Friday, June 25, 2021

Basketball Friday: Lessons from Sacrifice to Small Sided Training and More

Basketball Friday examines concepts, a drill, and a set play.

Most coaches have an introductory meeting, a give-and-take session to share ideas with players and the extended basketball family.

A parent asked the coach, "what's your basketball philosophy?" and he answered, "I don't have one." The parent lamented, "I knew we'd have trouble." 

Coaches bring their ethos, philosophy, and culture, the foundation of the team's future identity. In MacArthur's epic speech at West Point, his message to graduates was clear, "duty, honor, country." Is our philosophy as clear? 

Coach Sonny Lane made it clear, success means sacrifice. In three seasons, he took the team from perennial cellar dwellers to a 21-4 sectional champion in a league that the year prior spawned two NBA first round choices (Ron Lee, Bob Bigelow). 

Jay Bilas's Toughness mandates include, "It's not your shot, it's our shot" linking the success of the team with accountable individuals. 

The optimal philosophy doesn't exist. We preach, "teamwork, improvement, accountability" in a developmental program. 


Drill. Small-sided setups teach decision-making and finishing. As in chess, "set up the board" and see how the pieces move. 


Constraint play on one side of the split with four options. 


Alabama 'corner drive' with reads against the closeout. 

Set Play. Early offense is a challenge for many young teams. "Pistol Get" action opens the floor for multiple options. 


Lagniappe. Jerry West's advice to John Beilein was to "be yourself." Sometimes good advice can still blow up on us. 

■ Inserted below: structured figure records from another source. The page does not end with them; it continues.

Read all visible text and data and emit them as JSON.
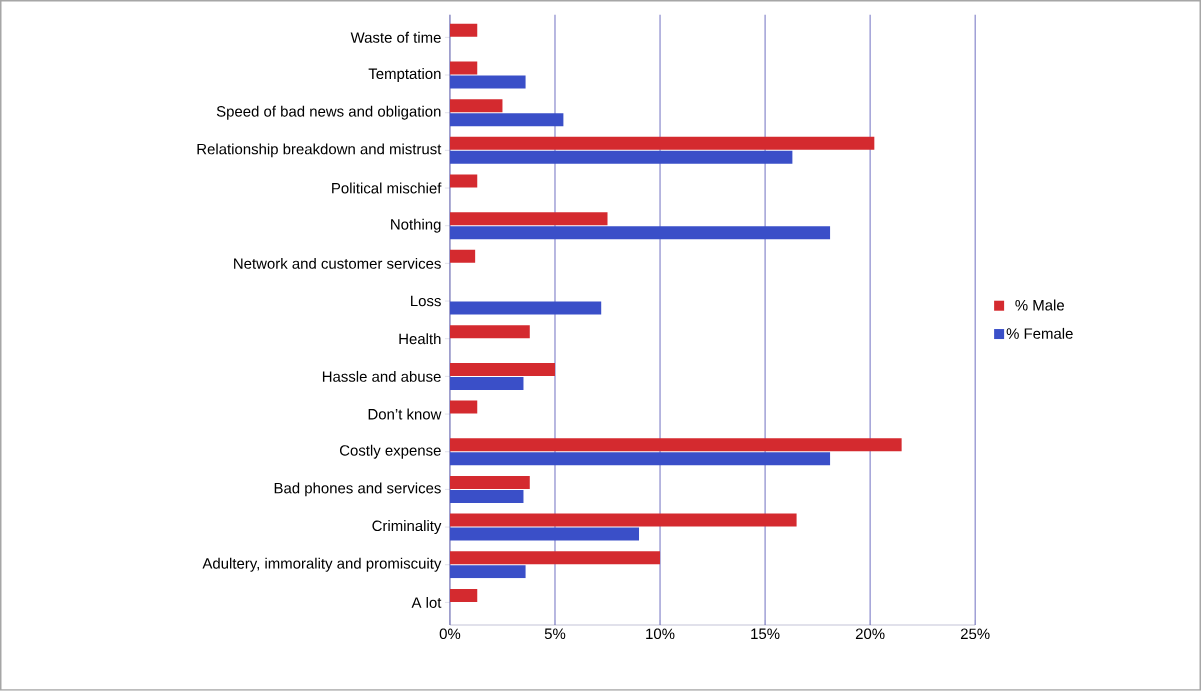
{
  "chart_data": {
    "type": "bar",
    "orientation": "horizontal",
    "categories": [
      "Waste of time",
      "Temptation",
      "Speed of bad news and obligation",
      "Relationship breakdown and mistrust",
      "Political mischief",
      "Nothing",
      "Network and customer services",
      "Loss",
      "Health",
      "Hassle and abuse",
      "Don’t know",
      "Costly expense",
      "Bad phones and services",
      "Criminality",
      "Adultery, immorality and promiscuity",
      "A lot"
    ],
    "series": [
      {
        "name": "% Male",
        "color": "#d42a2f",
        "values": [
          1.3,
          1.3,
          2.5,
          20.2,
          1.3,
          7.5,
          1.2,
          null,
          3.8,
          5.0,
          1.3,
          21.5,
          3.8,
          16.5,
          10.0,
          1.3
        ]
      },
      {
        "name": "% Female",
        "color": "#3a4fc8",
        "values": [
          null,
          3.6,
          5.4,
          16.3,
          null,
          18.1,
          null,
          7.2,
          null,
          3.5,
          null,
          18.1,
          3.5,
          9.0,
          3.6,
          null
        ]
      }
    ],
    "xlim": [
      0,
      25
    ],
    "xticks": [
      {
        "value": 0,
        "label": "0%"
      },
      {
        "value": 5,
        "label": "5%"
      },
      {
        "value": 10,
        "label": "10%"
      },
      {
        "value": 15,
        "label": "15%"
      },
      {
        "value": 20,
        "label": "20%"
      },
      {
        "value": 25,
        "label": "25%"
      }
    ],
    "grid": "x",
    "legend": "right"
  }
}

Lagniappe 2. "Every day is player development day." If we can't recruit, build better players. Better players beat better plays

Lagniappe 3. Attend to the details... as Bill Belichick does. "He focuses, with insane precision, on routine moments where a tiny individual improvement — better technique, better timing, better awareness — boosted the team’s performance." Hat tip: Brook Kohlheim

Lagniappe 4. "Failure can make you stronger" and other lessons from a Navy SEAL, Admiral William McRaven.